"You've got the heavies here tonight," said Maurice Tobin to Laughlin Phillips Saturday night. Phillips, director of the Phillips Collection and host of the dinner to honor the collection's newly formed National Committee, allowed as he had.
He and Tobin, the chairman of the board of the National Theatre, were standing within sight of the Phillips' pride and joy, Renoir's "The Luncheon of the Boating Party." "I am not a covetous man," said Tobin, "but I just drool over that."
As for the "heavies," there was Henry Kissinger, holding court over to the left of El Greco's "The Repentant Peter." And National Gallery director J. Carter Brown, standing with his back to Van Gogh's "Entrance to the Public Garden at Arles." Sir Nicholas Henderson, the British ambassador, who admitted to being "keen on art," stood chatting with Lady Henderson. "I'm a great admirer of this collection," he said. "It's wonderfully well organized."

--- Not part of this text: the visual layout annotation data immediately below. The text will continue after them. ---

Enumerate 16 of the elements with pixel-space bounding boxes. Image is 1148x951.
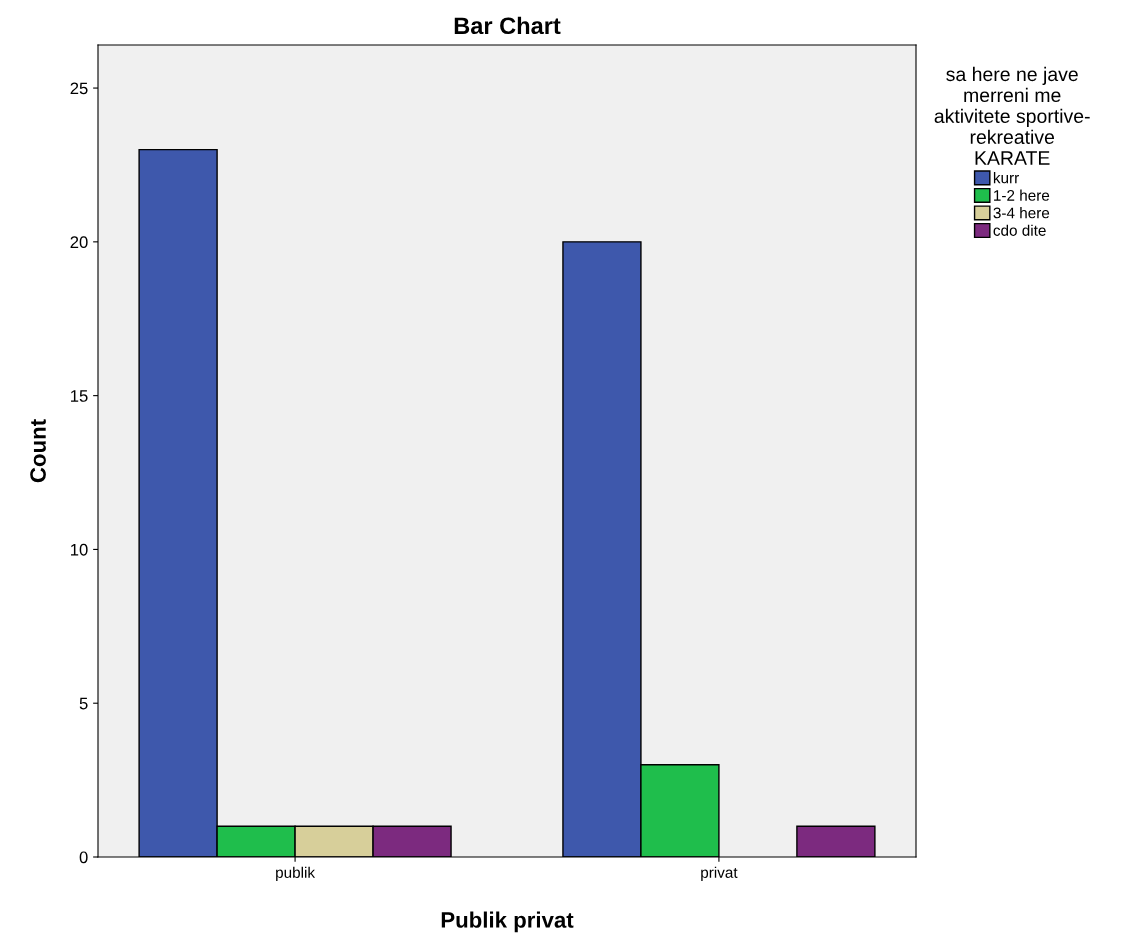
x-tick-label: privat: [701, 866, 738, 881]
legend-title: sa here ne jave merreni me aktivitete sportive- rekreative KARATE: [934, 66, 1090, 165]
legend-label: cdo dite: [993, 224, 1046, 236]
y-axis-title: Count: [30, 419, 46, 483]
y-tick-label: 15: [71, 390, 88, 402]
x-axis-title: Publik privat: [441, 911, 574, 933]
legend-label: 3-4 here: [993, 207, 1050, 219]
legend-label: kurr: [993, 172, 1019, 184]
chart-title: Bar Chart: [454, 16, 561, 35]
y-tick-label: 25: [70, 82, 88, 95]
y-tick-label: 0: [79, 851, 88, 864]
legend-label: 1-2 here: [994, 189, 1050, 201]
y-tick-label: 5: [79, 697, 88, 710]
x-tick-label: publik: [276, 866, 316, 881]
y-tick-label: 20: [70, 236, 88, 249]
y-tick-label: 10: [71, 543, 88, 556]
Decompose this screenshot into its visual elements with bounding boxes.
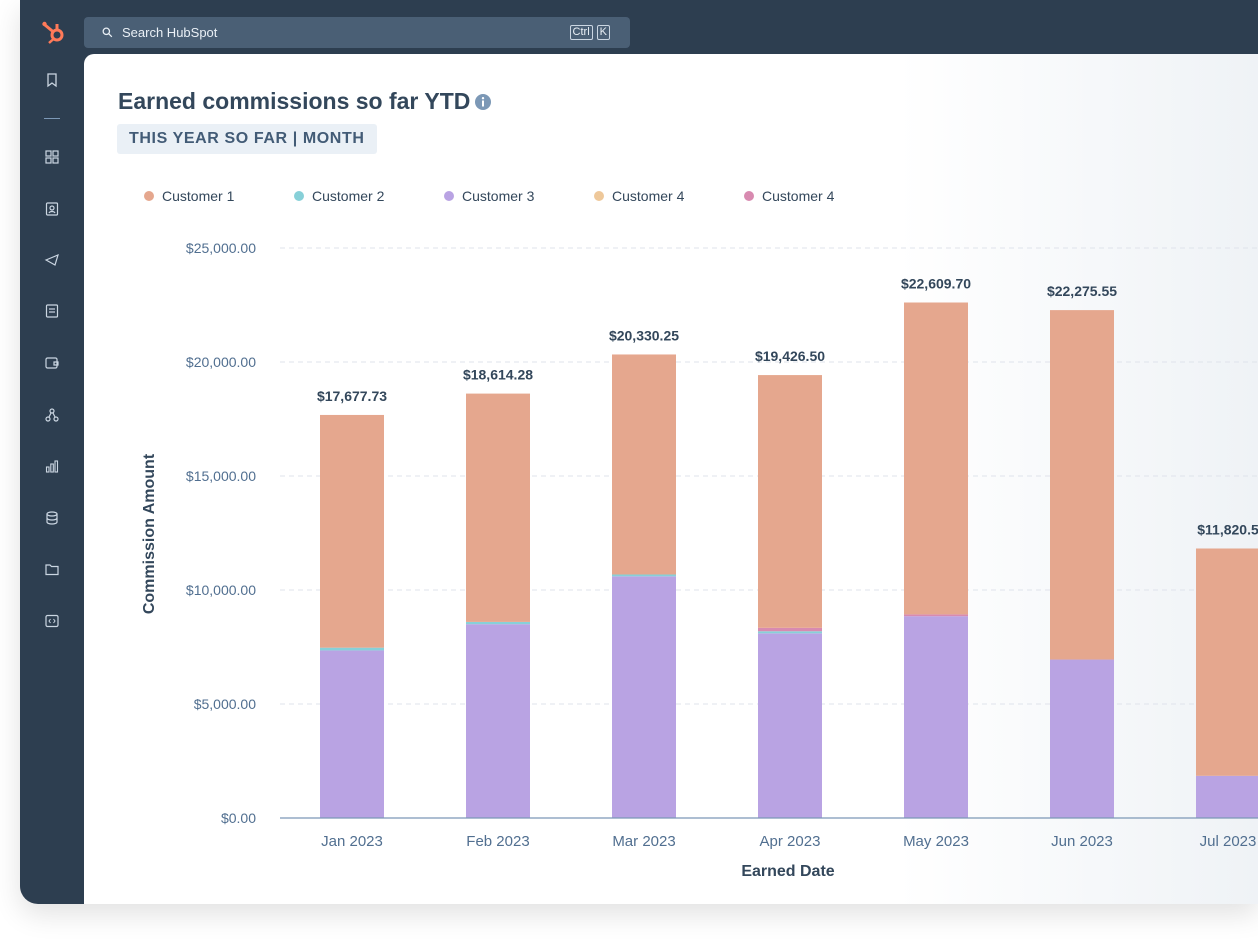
bar-segment (612, 354, 676, 575)
bar-segment (758, 631, 822, 634)
legend-item-customer-1[interactable]: Customer 1 (144, 188, 294, 204)
hubspot-logo-icon[interactable] (40, 18, 68, 46)
search-bar[interactable]: Search HubSpot Ctrl K (84, 17, 630, 48)
library-icon[interactable] (42, 559, 62, 579)
y-tick-label: $25,000.00 (186, 240, 256, 256)
x-tick-label: Apr 2023 (760, 833, 821, 850)
bar-segment (758, 375, 822, 628)
date-range-badge[interactable]: THIS YEAR SO FAR | MONTH (117, 124, 377, 154)
report-title: Earned commissions so far YTD (118, 88, 471, 114)
y-tick-label: $10,000.00 (186, 582, 256, 598)
bookmark-icon[interactable] (42, 70, 62, 90)
bar-total-label: $18,614.28 (463, 367, 533, 383)
legend-item-customer-2[interactable]: Customer 2 (294, 188, 444, 204)
y-tick-label: $5,000.00 (194, 696, 256, 712)
nav-divider (44, 118, 60, 119)
bar-total-label: $11,820.5 (1197, 521, 1258, 537)
y-tick-label: $20,000.00 (186, 354, 256, 370)
bar-segment (612, 574, 676, 577)
report-panel: Earned commissions so far YTD THIS YEAR … (84, 54, 1258, 904)
legend-item-customer-3[interactable]: Customer 3 (444, 188, 594, 204)
x-tick-label: May 2023 (903, 833, 969, 850)
legend-swatch (594, 191, 604, 201)
data-icon[interactable] (42, 508, 62, 528)
app-frame: Search HubSpot Ctrl K Earned commissions… (20, 0, 1258, 904)
x-tick-label: Jun 2023 (1051, 833, 1113, 850)
bar-segment (466, 621, 530, 625)
legend-label: Customer 2 (312, 188, 385, 204)
bar-segment (758, 633, 822, 818)
legend-label: Customer 3 (462, 188, 535, 204)
bar-segment (466, 393, 530, 622)
stacked-bar-chart: $0.00 $5,000.00 $10,000.00 $15,000.00 $20,00… (141, 240, 1258, 880)
x-tick-label: Feb 2023 (466, 833, 529, 850)
development-icon[interactable] (42, 611, 62, 631)
y-tick-label: $0.00 (221, 810, 256, 826)
legend-swatch (294, 191, 304, 201)
bar-total-label: $20,330.25 (609, 327, 679, 343)
bar-total-label: $19,426.50 (755, 348, 825, 364)
bar-segment (320, 414, 384, 648)
report-title-row: Earned commissions so far YTD (118, 88, 492, 115)
reporting-icon[interactable] (42, 456, 62, 476)
legend-label: Customer 1 (162, 188, 235, 204)
bar-total-label: $22,275.55 (1047, 283, 1117, 299)
x-axis-title: Earned Date (741, 863, 834, 880)
x-tick-label: Mar 2023 (612, 833, 675, 850)
shortcut-key-k: K (596, 25, 610, 40)
content-icon[interactable] (42, 301, 62, 321)
x-tick-label: Jan 2023 (321, 833, 383, 850)
bar-segment (466, 624, 530, 818)
legend-label: Customer 4 (612, 188, 685, 204)
y-axis-title: Commission Amount (141, 453, 158, 614)
search-icon (102, 26, 116, 40)
x-tick-label: Jul 2023 (1200, 833, 1257, 850)
legend-item-customer-4b[interactable]: Customer 4 (744, 188, 894, 204)
legend-swatch (744, 191, 754, 201)
legend-label: Customer 4 (762, 188, 835, 204)
y-tick-label: $15,000.00 (186, 468, 256, 484)
legend-swatch (444, 191, 454, 201)
bar-segment (904, 302, 968, 615)
bar-segment (1050, 659, 1114, 818)
bar-segment (1196, 775, 1258, 818)
bar-segment (1196, 548, 1258, 776)
contacts-icon[interactable] (42, 199, 62, 219)
shortcut-key-ctrl: Ctrl (569, 25, 593, 40)
legend-item-customer-4[interactable]: Customer 4 (594, 188, 744, 204)
chart-legend: Customer 1 Customer 2 Customer 3 Custome… (144, 188, 894, 204)
legend-swatch (144, 191, 154, 201)
bar-segment (1050, 310, 1114, 660)
bar-total-label: $22,609.70 (901, 275, 971, 291)
bar-segment (904, 616, 968, 818)
bar-total-label: $17,677.73 (317, 388, 387, 404)
marketing-icon[interactable] (42, 250, 62, 270)
automation-icon[interactable] (42, 405, 62, 425)
commerce-icon[interactable] (42, 353, 62, 373)
nav-rail (20, 0, 84, 904)
bar-segment (320, 650, 384, 818)
bar-segment (758, 627, 822, 632)
bar-segment (904, 614, 968, 617)
info-icon[interactable] (474, 93, 492, 111)
bar-segment (612, 576, 676, 818)
dashboard-icon[interactable] (42, 147, 62, 167)
bar-segment (320, 647, 384, 651)
search-placeholder[interactable]: Search HubSpot (122, 25, 218, 40)
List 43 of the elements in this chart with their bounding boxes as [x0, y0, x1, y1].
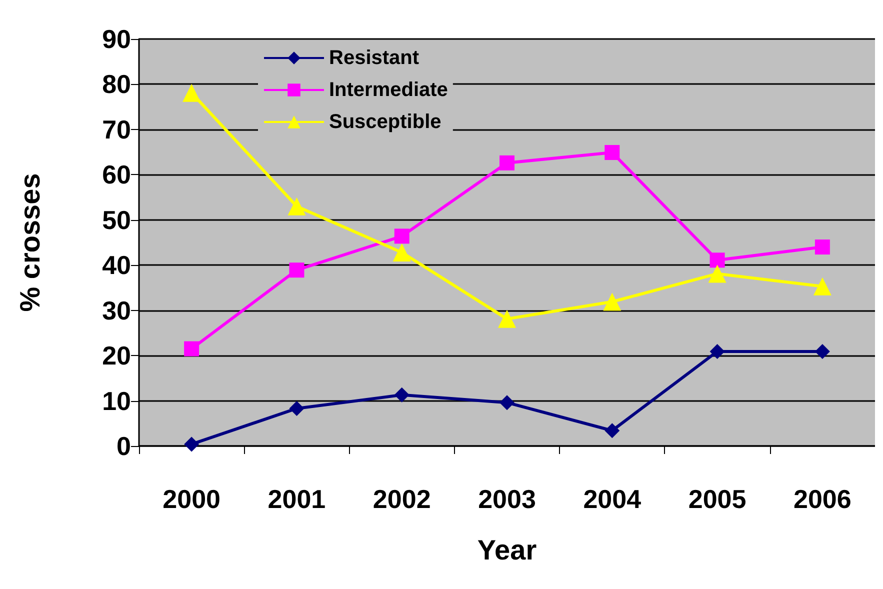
- point: [289, 400, 304, 416]
- y-tick-label: 80: [102, 69, 131, 100]
- y-tick-label: 30: [102, 295, 131, 326]
- x-tick-label: 2006: [794, 484, 852, 514]
- point: [603, 292, 622, 311]
- point: [394, 228, 410, 244]
- point: [182, 84, 201, 102]
- x-tick-label: 2002: [372, 484, 431, 514]
- x-tick-label: 2004: [583, 484, 642, 514]
- y-tick-label: 10: [102, 386, 131, 416]
- y-tick-label: 90: [102, 24, 131, 54]
- x-tick-label: 2003: [478, 484, 536, 514]
- y-tick-label: 60: [102, 160, 131, 190]
- point: [604, 145, 620, 160]
- y-tick-label: 50: [102, 204, 131, 235]
- point: [392, 243, 411, 262]
- point: [710, 344, 725, 359]
- y-tick-label: 70: [102, 114, 131, 144]
- point: [814, 240, 830, 255]
- point: [184, 341, 200, 356]
- x-axis-title: Year: [477, 534, 537, 566]
- point: [500, 395, 514, 410]
- y-tick-label: 40: [102, 250, 131, 280]
- point: [813, 277, 832, 296]
- legend-label: Susceptible: [329, 111, 442, 133]
- x-tick-label: 2000: [162, 484, 220, 514]
- x-tick-label: 2005: [688, 484, 746, 514]
- point: [289, 262, 304, 278]
- point: [708, 264, 726, 283]
- y-tick-label: 0: [116, 431, 131, 461]
- point: [498, 310, 516, 328]
- y-axis-title: % crosses: [14, 173, 46, 312]
- legend-label: Intermediate: [329, 79, 448, 101]
- point: [394, 387, 410, 402]
- point: [604, 423, 620, 438]
- point: [814, 344, 830, 359]
- y-tick-label: 20: [102, 340, 131, 371]
- point: [184, 436, 200, 452]
- x-tick-label: 2001: [268, 484, 326, 514]
- legend-label: Resistant: [329, 47, 420, 69]
- point: [288, 197, 306, 216]
- point: [500, 155, 514, 170]
- point: [710, 252, 725, 268]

"I am Mrs. W. R. Hearst," said Mrs. William Randolph Hearst Jr., sans W. R., as she stood, draped in yards of fuchsia and violet. "It's a Madame Gres," she said merrily, looking at her dress. "And its not new. Darling!" she said, spotting a friend."Your Christmas cards are simply beautiful!"
"Here's to trillions," said someone else, raising a champagne glass in the next room, which happened to be chock full of Bonnards. "Trillions for the Phillips."
The museum, faced with the increasing costs of maintaining its art works on the income from a fixed endowment, invited friends, and potential friends, of the collection to come over for cocktails and dinner.Like Duncan Phillips' collection, the guest list was eclectic and colorful -- drawn from Washington, New York and California. The elegantly dressed 120 or so eyed the paintings -- Bonnards, Renoirs, Rouaults, Klees -- and each other. No one promised trillions, or even millions, but that doesn't mean that they won't later.
"I can't draw a line," sighed Joseph Califano, Washington lawyer and former secretary of Health, Education and Welfare, who was chatting with World Bank president Robert McNamara. "So I really appreciate all of this."
They turned to greet the Kennedy Center's Roger Stevens. "I'm afraid I'm not up on this," said Stevens. "I have enough trouble with the performing arts."
Christine Stevens, who was up on it, looked into the Bonnard room and sighed, "If the world were only the way Bonnard painted it, we wouldn't have any problems."
White House lawyer Lloyd Cutler, former NEA chair Nancy Hanks, Washington lawyer Frank Ikard, former senator William Fulbright, Polly Fritchey and John D. Pierrepont were among those who are either on the Council of the Phillips Collection or members of the newly formed National Committee, both of which are involved in the museum's first national fund-raising campaign.
Cocktails gave way to dinner, and the guests trooped downstairs, past the calm, dark-eyed dancers of Manet's "Ballet Espagnole," into the mansion's music room, where the mahogany wainscoting and salmon draperies gleamed in the light of three-tiered silver candelabras. The Rouaults, which hung at intervals around the room, glowed like jewels.
"Tonight, we have invited people . . . who appreciate the collection, and who knew something about our problems," said Laughlin Phillips, looking over his guests, who had just finished their duck in cranberry sauce, wild rice and Brussels sprouts with chestnuts. "For the first time," he continued, "the family realizes that the problems are too great for us to shoulder alone."
Phillips Collection Council member Robert Linowes took the podium. The comfortable after-dinner lethargy was broken by Sen. Claiborne Pell's beeper the back of the room. "Oh my God!" gasped a waiter. "It is Mr. [J. Carter] Brown! He has fallen from his chair!"
Pell left the room with his beeper, and Brown, his recalcitrant chair set aright, appeared unhurt. Things quieted down a bit, and everyone was invited to wander throughout the gallery after dinner, which they did.
Felix Rohatyn, financial whiz down from New York, stood quite alone, contemplating the paintings. "This brings you back to a period where civilization really meant something," he said. "I sort of tend to tune out modern art."
"I like this collection because it shows personal taste rather than a committee's," said Hearst. "Having married into a family where my husband's father collected, I know."
The Phillips is especially valuable, said John Pierrepont, "in this age when great museums have even become a bit vulgar. Look at that Bonnard. Can't you just feel the sun on your back?"
Maurice Tobin was standing near the "Boating Party" again as Laughlin Phillips approached. Someone marveled at the price ($125,000) the painting had fetched the 1923, when Phillips' father, Duncan, bought it.
"I just want to roll it up and take it home with me," said Tobin.
"Yes, well," smiled Laughlin Phillips. "Don't."